John Sciacca filed a Motion for Summary Judgment in this matter in regards to a collision that occurred while plaintiff and defendant were skiing at Alpine Meadows Ski Resort on April 3, 2011. The Placer County Superior Court granted John Sciacca’s Motion for Summary Judgment on the grounds that the defendant did not owe any duty to the plaintiff to avoid careless conduct that frequently occurs while skiing under the doctrine of assumption of risk. After judgment was entered, the plaintiff appealed the Placer County Superior Court’s decision.
On April 8, 2015, the Third Appellate District Court for the State of California issued its ruling in favor of John Sciacca’s client, the defendant in this matter. First the court ruled that the defendant presented sufficient evidence to meet her initial burden that the collision between the skiers fell within the doctrine of assumption of risk.
The plaintiff argued in the appeal that the defendant’s conduct was reckless thereby attempting to raise a triable issue of fact in regards to whether or not primary assumption of the risk would apply to this matter. In support of this allegation, the plaintiff argued that the defendant had been skiing at an excessive rate of speed based on the plaintiff’s own judgment and the force of the impact. Additionally, the plaintiff produced a declaration from a witness who stated that he could not see why the defendant impacted the plaintiff other than the fact that the defendant was going too fast. However, the court ruled that there was no evidence that the defendant was skiing at a speed that was excessive for the conditions.
The court even went on to note that assuming the defendant was skiing at an excessive speed, the court had previously held that fast aggressive skiing does not constitute reckless behavior. Towns v. Davidson (2007) 147 Cal.App.4th 461. As argued by Mr. Sciacca and noted in the Appellate Court’s decision, in Towns v. Davidson, supra, 147 Cal.App.4th 461, an employee of Mammoth Mountain Ski Area collided with another skier. The plaintiff skier claimed on appeal from summary judgment that the employee’s fast and aggressive skiing constituted recklessness. The court stated in that case that the defendant was skiing quickly and aggressively, but those facts did not establish conduct totally outside the range of ordinary activity involved in the sport of skiing.
As analogous to Towns, the court noted that in Mr. Sciacca’s case, assuming that the defendant was skiing too fast, such conduct alone is not reckless because it is not totally outside the range of ordinary activity involved in the sport. The court further noted that fast skiing is inherent to the sport itself and deterring such conduct would fundamentally alter the nature of the sport. Thus, defendant’s conduct was not reckless.

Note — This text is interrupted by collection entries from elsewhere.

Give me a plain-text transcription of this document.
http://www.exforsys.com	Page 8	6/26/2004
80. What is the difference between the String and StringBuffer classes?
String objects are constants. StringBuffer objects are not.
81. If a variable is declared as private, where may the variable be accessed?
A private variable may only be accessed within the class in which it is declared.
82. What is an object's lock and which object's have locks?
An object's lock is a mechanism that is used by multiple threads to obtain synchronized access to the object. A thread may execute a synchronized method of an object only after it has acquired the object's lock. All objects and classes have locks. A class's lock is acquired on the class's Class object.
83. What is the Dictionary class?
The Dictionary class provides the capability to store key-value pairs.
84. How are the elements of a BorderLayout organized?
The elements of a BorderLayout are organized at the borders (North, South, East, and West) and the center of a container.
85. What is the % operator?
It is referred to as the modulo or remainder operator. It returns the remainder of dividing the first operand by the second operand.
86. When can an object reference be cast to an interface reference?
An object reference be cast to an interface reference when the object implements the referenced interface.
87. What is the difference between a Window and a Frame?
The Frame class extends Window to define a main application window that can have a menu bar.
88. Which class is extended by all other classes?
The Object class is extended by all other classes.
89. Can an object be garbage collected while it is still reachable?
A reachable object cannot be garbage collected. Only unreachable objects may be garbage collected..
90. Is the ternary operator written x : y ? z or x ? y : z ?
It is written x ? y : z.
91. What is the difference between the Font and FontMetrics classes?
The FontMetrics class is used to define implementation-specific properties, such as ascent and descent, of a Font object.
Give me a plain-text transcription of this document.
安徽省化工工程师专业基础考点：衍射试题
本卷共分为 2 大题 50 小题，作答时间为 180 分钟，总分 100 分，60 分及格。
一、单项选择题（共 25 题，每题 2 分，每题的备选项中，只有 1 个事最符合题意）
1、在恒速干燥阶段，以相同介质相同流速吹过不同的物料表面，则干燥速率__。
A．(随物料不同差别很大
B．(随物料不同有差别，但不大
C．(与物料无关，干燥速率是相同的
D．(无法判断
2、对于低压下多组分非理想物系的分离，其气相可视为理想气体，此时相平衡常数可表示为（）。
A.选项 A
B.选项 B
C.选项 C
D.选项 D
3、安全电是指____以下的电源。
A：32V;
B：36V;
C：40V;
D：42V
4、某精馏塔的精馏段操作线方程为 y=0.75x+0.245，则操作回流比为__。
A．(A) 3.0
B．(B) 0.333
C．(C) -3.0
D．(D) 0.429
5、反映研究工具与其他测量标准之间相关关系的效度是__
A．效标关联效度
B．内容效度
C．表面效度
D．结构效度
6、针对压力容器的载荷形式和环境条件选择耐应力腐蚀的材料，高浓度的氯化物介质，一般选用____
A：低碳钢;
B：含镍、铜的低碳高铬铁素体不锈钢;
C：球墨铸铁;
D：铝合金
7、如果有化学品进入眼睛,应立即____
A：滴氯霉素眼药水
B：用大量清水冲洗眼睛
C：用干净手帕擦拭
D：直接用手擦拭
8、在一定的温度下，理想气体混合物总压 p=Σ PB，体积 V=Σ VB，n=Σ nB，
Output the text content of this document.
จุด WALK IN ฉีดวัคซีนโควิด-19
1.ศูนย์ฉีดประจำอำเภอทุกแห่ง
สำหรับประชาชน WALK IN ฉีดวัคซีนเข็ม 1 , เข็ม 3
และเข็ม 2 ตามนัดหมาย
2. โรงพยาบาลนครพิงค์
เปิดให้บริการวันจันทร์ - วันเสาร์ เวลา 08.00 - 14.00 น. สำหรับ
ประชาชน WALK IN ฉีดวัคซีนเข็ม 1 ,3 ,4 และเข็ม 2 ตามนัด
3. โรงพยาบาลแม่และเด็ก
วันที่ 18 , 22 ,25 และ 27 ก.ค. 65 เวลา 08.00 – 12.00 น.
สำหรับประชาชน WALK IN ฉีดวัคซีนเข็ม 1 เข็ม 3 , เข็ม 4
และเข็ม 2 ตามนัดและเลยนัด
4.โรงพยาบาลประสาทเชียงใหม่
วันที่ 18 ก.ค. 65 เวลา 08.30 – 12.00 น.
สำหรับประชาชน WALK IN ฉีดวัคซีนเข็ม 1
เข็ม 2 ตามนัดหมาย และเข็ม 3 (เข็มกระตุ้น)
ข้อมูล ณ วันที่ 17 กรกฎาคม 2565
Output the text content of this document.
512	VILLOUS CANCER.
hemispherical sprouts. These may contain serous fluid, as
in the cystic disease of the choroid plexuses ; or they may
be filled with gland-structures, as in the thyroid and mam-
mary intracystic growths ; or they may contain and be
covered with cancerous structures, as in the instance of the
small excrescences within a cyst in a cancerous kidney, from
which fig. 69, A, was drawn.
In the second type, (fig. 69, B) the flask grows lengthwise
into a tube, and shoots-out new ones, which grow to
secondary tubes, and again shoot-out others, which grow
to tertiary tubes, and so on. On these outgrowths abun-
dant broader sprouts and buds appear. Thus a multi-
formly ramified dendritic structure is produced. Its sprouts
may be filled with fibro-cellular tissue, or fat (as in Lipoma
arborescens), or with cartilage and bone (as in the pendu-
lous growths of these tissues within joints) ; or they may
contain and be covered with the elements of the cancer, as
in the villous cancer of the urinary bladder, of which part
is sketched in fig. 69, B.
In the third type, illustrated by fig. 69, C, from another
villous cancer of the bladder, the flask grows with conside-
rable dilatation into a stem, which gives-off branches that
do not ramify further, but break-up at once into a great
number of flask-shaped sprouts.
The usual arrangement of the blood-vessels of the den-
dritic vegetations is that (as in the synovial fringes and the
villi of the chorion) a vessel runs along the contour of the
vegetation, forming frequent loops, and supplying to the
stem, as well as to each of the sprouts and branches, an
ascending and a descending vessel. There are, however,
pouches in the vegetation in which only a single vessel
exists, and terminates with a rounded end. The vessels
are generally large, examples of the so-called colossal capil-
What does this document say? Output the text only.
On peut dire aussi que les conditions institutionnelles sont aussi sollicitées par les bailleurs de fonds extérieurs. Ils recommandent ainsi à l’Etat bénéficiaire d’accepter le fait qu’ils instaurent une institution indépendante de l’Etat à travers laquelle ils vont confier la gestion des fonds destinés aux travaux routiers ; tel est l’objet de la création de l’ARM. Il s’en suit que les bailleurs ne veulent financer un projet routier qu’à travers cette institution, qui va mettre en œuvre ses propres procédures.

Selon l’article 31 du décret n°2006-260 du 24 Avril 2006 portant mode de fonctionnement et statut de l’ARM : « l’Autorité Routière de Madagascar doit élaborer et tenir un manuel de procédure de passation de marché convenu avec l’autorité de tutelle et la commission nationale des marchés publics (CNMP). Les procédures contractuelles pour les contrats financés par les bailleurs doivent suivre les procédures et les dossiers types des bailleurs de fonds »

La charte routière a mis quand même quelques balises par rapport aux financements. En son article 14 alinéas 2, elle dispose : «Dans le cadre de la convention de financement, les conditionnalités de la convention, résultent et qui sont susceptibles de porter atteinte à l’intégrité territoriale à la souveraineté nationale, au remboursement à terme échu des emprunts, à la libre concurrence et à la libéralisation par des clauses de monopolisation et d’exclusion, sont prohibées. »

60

In her appeal, the plaintiff relied heavily on the case of Lackner v. North (2006) 135 Cal.App.4th 1188. However, in Lackner, a collision occurred between a snowboarder and a skier while the snowboarder was racing in a rest area where the skier was waiting to go up a chairlift. Here in the present matter, the court ruled in favor of Mr. Sciacca’s argument that the present matter was not analogous to Lackner based on the undisputed facts that the Mr. Sciacca’s case involved a collision between two skiers who were in motion, the collision did not occur in a rest area and that defendant was not racing anyone. Based upon this argument, the Third Appellate District Court agreed with Mr. Sciacca’s argument that there were no facts which raised a triable issue of fact in regards to whether or not the defendant’s conduct was reckless thereby taking it outside the scope of primary assumption of the risk.
As a result of the appellate decision, Mr. Sciacca and his client were awarded their costs on appeal.